Fiquei com a sensação de que algumas partes transcorriam um pouco como a mente de uma pessoa ansiosa (meu caso): tudo e todos ao mesmo tempo, numa procissão de acontecimentos e sentimentos que se desenrolam tão rapidamente, que às vezes, nos conduzem a um lugar que nem sabemos como fomos parar ali. Pode ser que talvez eu não estivesse preparada para esta leitura no momento, ou minha recorrente dificuldade de concentração (causada por minhas crises de ansiedade) não me permitiram criar o vínculo necessário com o livro.
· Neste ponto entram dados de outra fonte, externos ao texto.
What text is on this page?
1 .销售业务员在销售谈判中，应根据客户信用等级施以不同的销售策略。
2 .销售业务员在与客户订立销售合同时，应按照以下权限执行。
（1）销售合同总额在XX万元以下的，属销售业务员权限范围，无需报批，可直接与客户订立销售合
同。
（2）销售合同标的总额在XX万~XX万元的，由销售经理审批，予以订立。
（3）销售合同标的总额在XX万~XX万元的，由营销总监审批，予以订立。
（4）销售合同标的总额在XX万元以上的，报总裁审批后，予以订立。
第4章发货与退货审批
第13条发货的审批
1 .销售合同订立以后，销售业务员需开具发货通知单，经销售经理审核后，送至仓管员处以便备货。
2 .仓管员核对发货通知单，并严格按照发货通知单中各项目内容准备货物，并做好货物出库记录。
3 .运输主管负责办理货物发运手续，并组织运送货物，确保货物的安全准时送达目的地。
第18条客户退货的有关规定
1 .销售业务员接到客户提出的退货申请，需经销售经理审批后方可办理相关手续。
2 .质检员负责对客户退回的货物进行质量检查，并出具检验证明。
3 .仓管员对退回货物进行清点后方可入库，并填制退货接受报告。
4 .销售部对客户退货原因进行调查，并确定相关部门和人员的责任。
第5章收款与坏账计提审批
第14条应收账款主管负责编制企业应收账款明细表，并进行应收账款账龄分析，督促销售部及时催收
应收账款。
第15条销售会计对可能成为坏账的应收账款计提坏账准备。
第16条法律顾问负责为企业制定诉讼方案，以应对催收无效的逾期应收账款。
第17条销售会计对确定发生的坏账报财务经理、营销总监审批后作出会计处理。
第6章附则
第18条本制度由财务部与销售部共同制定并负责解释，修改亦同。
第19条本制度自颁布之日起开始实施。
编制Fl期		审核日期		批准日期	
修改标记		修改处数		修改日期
Mas, independente de meus contratempos com a obra, desenvolvi uma grande admiração pelo autor que possui nitidamente um dom para a escrita e uma erudição literária impar. 

Lenda das Pedras aborda acima de tudo, as consequências da alienação parental e a influência negativa que ela exerce ao longo da vida de uma pessoa, resultando principalmente na solidão.  Enfim, é uma leitura poética, profunda, emocionante, complexa e muito intrigante, que vale muito a pena conhecer.

“Então, a melancolia, aproximando-se, dele se apoderou ante as impressões dessas lembranças, ante o frio, enquanto ele de encontrava decrépito, dominado pelos sussurros maternos, que, bramindo internamente, ainda respondiam por parte de sua clausura atual. (pág. 95)

EDSON FREITAS DE ARAÚJO nasceu em Cruz das Almas, cidade do interior do Recôncavo Baiano, no dia 28 de abril de 1964. Graduado em Agronomia pela UFBA em 1985, concluiu um mestrado na área de Genética em 1995 e em 2002 defendeu sua tese de doutorado, na área de Genética e Biologia Molecular. Ambos os títulos de pós-graduação foram obtidos junto à UNICAMP. É professor Titular da UEFS, desde 1994. Em 2017 publicou pela Editora UEFS uma novela, cujo título é Memórias Rasgadas. Dentre os escritos não publicados havia um curto poema, com simplórios versos, que fazia alusão às serras, com as quais ele viveu durante toda a sua infância. Foi a partir daí que o romance “Lenda das Pedras” seria escrito, ganhando densidade, tendo um compromisso premente com os adultos.